WHAT’S IT ABOUT?
Agatha (Mia Wasikowska) is returning to Hollywood after a few years away. Her long gloves and signs of historic burns under her bobbed hair give clues as to why she left – and hint at why some people won’t be too happy to see that she’s back.
Her past ties her to a precocious thirteen year old child star Benjie (Evan Bird) and his parents Christina (Olivia Williams), his manager, and Stafford (John Cusack), a new age Hollywood shrink and self-help guru, with a handful of unorthodox tricks up his sleeve.
One of his most high profile patients is the aging actress Havana (Julianne Moore), who is finding it harder to get those plumb roles as her advancing years are increasingly leaving her on the shelf.

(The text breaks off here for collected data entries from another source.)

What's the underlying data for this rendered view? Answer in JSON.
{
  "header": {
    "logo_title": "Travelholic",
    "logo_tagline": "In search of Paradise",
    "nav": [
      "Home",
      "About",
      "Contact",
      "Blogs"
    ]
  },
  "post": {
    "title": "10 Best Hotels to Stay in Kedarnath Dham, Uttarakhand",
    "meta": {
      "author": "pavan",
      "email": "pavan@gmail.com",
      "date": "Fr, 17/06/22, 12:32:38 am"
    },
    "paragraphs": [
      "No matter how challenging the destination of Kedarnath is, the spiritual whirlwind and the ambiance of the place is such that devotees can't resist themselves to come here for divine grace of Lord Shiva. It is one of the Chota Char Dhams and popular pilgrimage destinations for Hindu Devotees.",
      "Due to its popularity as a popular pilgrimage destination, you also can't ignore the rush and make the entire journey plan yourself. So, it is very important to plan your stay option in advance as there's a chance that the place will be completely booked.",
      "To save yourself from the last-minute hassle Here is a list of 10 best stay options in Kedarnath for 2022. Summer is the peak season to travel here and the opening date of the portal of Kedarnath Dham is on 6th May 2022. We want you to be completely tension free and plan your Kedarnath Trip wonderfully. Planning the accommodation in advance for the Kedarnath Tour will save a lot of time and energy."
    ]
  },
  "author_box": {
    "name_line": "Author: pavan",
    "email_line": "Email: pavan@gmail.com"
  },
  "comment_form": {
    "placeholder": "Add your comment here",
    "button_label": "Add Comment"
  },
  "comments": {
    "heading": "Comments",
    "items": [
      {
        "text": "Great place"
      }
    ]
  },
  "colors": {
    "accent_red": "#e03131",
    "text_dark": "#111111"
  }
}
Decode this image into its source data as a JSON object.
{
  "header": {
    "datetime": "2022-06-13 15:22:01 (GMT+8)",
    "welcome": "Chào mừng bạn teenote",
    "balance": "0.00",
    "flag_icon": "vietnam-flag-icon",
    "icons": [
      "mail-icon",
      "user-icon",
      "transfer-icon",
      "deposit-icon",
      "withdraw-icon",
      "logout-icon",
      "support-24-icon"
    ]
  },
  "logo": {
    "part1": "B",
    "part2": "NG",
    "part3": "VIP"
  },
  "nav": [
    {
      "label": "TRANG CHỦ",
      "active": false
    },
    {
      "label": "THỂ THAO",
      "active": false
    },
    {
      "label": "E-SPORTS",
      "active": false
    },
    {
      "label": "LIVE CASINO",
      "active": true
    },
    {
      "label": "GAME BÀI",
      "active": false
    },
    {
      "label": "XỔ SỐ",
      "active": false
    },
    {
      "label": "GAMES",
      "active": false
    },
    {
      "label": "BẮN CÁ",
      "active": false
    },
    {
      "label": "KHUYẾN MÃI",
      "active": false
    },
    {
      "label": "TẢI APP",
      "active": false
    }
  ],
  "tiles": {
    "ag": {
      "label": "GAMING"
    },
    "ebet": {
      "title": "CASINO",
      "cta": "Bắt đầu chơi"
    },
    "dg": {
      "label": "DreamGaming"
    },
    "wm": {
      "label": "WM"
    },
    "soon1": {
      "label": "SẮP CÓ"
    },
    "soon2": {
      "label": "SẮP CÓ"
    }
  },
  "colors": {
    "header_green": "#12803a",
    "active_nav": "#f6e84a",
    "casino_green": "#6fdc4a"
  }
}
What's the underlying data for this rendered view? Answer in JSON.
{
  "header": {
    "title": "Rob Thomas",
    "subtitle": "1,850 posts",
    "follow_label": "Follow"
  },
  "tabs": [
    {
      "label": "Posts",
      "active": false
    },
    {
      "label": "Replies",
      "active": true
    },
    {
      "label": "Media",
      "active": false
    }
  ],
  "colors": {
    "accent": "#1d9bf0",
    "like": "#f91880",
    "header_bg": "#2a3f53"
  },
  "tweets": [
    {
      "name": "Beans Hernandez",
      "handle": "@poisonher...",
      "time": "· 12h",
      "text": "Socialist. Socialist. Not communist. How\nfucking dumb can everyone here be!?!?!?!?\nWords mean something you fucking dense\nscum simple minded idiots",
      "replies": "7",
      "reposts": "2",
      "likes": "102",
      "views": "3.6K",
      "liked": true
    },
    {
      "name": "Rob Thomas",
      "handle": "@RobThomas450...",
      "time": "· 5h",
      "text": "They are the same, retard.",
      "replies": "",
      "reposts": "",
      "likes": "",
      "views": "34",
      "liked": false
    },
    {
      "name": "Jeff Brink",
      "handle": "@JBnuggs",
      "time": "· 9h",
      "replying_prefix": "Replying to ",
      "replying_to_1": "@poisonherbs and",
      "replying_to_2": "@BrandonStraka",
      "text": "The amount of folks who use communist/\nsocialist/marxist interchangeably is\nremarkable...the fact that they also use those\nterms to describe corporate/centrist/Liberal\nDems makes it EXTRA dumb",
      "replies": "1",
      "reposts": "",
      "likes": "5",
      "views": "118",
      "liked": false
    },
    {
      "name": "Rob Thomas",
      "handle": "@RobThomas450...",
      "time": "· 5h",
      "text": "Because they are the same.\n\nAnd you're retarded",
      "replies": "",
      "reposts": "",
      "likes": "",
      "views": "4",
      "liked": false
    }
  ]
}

As a sign of what a small world Hollywood really is, Agatha happens to get herself a job as Havana’s personal assistant and the first person she meets when she gets back to town is Jerome (Robert Pattinson), a limo driver who really wants to be an actor – and has just got himself a small role in a production that’s shooting on the same lot as Havana.
Will Agatha be able to navigate her way through the two incendiary situations she finds herself in; Benjie’s frenetic family and her neurotic new boss?
WHAT’S IT LIKE?
David Cronenberg is clearly no stranger to the film business, although he’s always made efforts to remain an outsider when it comes to the Hollywood machine. So when he visits the heart of the movie business, he’s not basking in the glow of golden light, reflected off the shimmering surfaces of the many awards handed out in the city.

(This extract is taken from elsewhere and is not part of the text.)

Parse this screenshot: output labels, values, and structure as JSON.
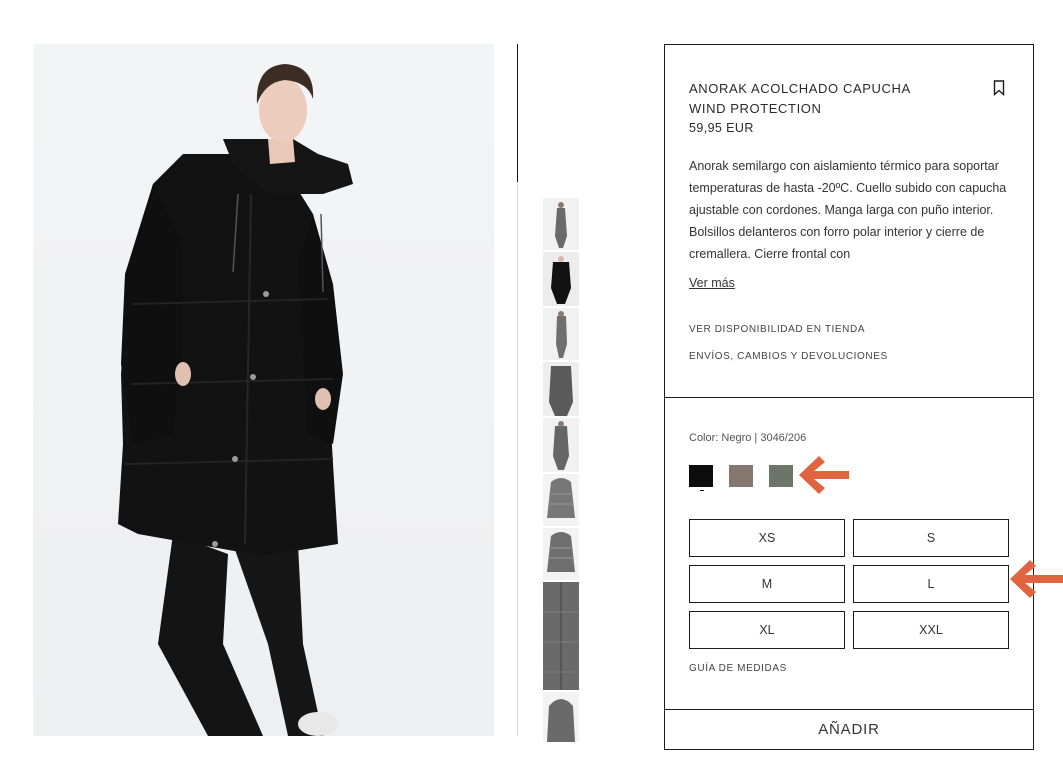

But to suggest that everyone in Hollywood is miserable, depressive, has a dark past and no future is somewhat disingenuous. Cronenberg’s portrayal of the City of Angels would have us believe that everyone in Hollywood either wants to kill themselves, someone else – or at the very least, a pet. But the revelation that some people in LA aren’t happy is hardly a surprise. It is also the case, in reality, that some people both enjoy the LA life-style and are not corrupted by it.

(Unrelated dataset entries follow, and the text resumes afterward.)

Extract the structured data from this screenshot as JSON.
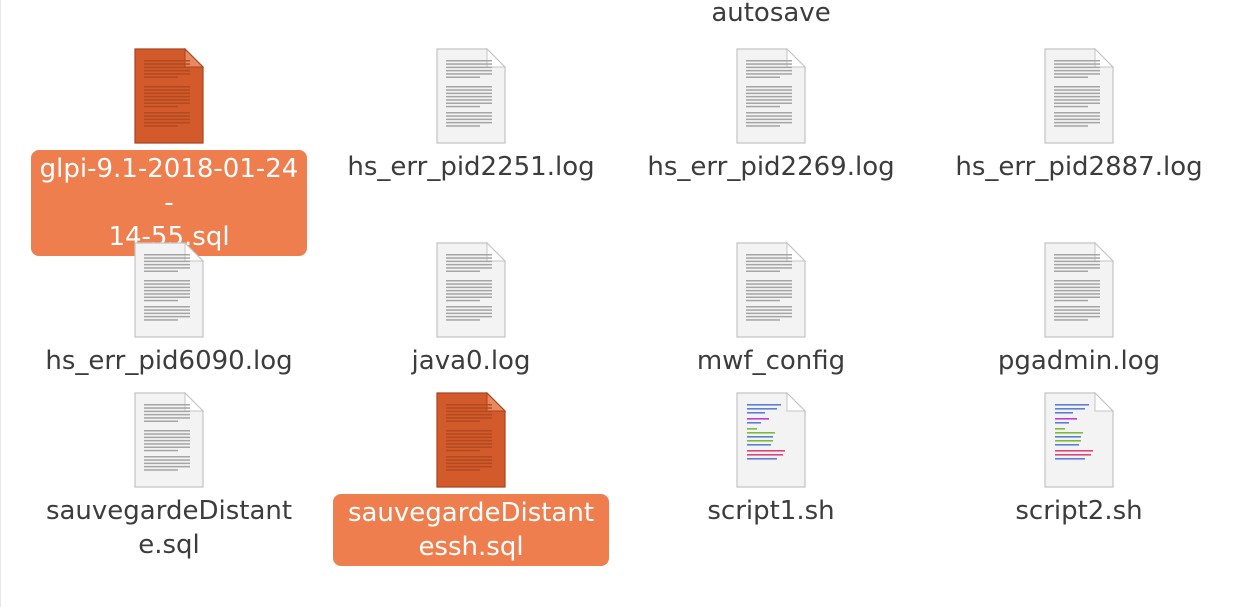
{
  "partial_folder": {
    "label": "autosave"
  },
  "files": [
    {
      "name": "glpi-9.1-2018-01-24-14-55.sql",
      "line1": "glpi-9.1-2018-01-24-",
      "line2": "14-55.sql",
      "type": "sql",
      "selected": true,
      "icon": "orange-text-document-icon"
    },
    {
      "name": "hs_err_pid2251.log",
      "type": "log",
      "selected": false,
      "icon": "text-document-icon"
    },
    {
      "name": "hs_err_pid2269.log",
      "type": "log",
      "selected": false,
      "icon": "text-document-icon"
    },
    {
      "name": "hs_err_pid2887.log",
      "type": "log",
      "selected": false,
      "icon": "text-document-icon"
    },
    {
      "name": "hs_err_pid6090.log",
      "type": "log",
      "selected": false,
      "icon": "text-document-icon"
    },
    {
      "name": "java0.log",
      "type": "log",
      "selected": false,
      "icon": "text-document-icon"
    },
    {
      "name": "mwf_config",
      "type": "text",
      "selected": false,
      "icon": "text-document-icon"
    },
    {
      "name": "pgadmin.log",
      "type": "log",
      "selected": false,
      "icon": "text-document-icon"
    },
    {
      "name": "sauvegardeDistante.sql",
      "line1": "sauvegardeDistant",
      "line2": "e.sql",
      "type": "sql",
      "selected": false,
      "icon": "text-document-icon"
    },
    {
      "name": "sauvegardeDistantessh.sql",
      "line1": "sauvegardeDistant",
      "line2": "essh.sql",
      "type": "sql",
      "selected": true,
      "icon": "orange-text-document-icon"
    },
    {
      "name": "script1.sh",
      "type": "script",
      "selected": false,
      "icon": "shell-script-icon"
    },
    {
      "name": "script2.sh",
      "type": "script",
      "selected": false,
      "icon": "shell-script-icon"
    }
  ],
  "colors": {
    "selection": "#ef7e4f",
    "selected_icon": "#d35a2a",
    "text": "#3c3c3c"
  }
}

Billed as a satirical side-swipe at Hollywood, there’s very little satire here; it might be a sign of the times, but it’s not satirical to observe that people might find jobs through contacts made on twitter, that producers might prefer youth to wrinkled experience, that big names don’t like to audition, that you don’t have to be over the hill to have addiction problems, that some people in the city have psychological issues or that stars might delight in the misfortune of others if it benefits them.
The film works better as a thriller, as viewers try to unpick Agatha’s past and predict the consequences of her return, but even here, Cronenberg at times goes so far over the top that it jars, not that you would expect subtlety from him. And he weighs down two of the main characters with ghosts from their past – one could be an interesting conceit, but two just seems like a lazy director, running out of ideas.
Set, essentially, around one family and a handful of hangers-on, the pool of characters is far to small to be making any generalisations about Hollywood – it says almost nothing new about anything – and the narrative is a somewhat depressing and unrewarding journey with a group of thoroughly unpleasant, self-obsessed losers.
Strong performances – particularly from Julianne Moore, John Cusack and Evan Bird – aren’t enough to disguise the emperor’s pretentious new clothes.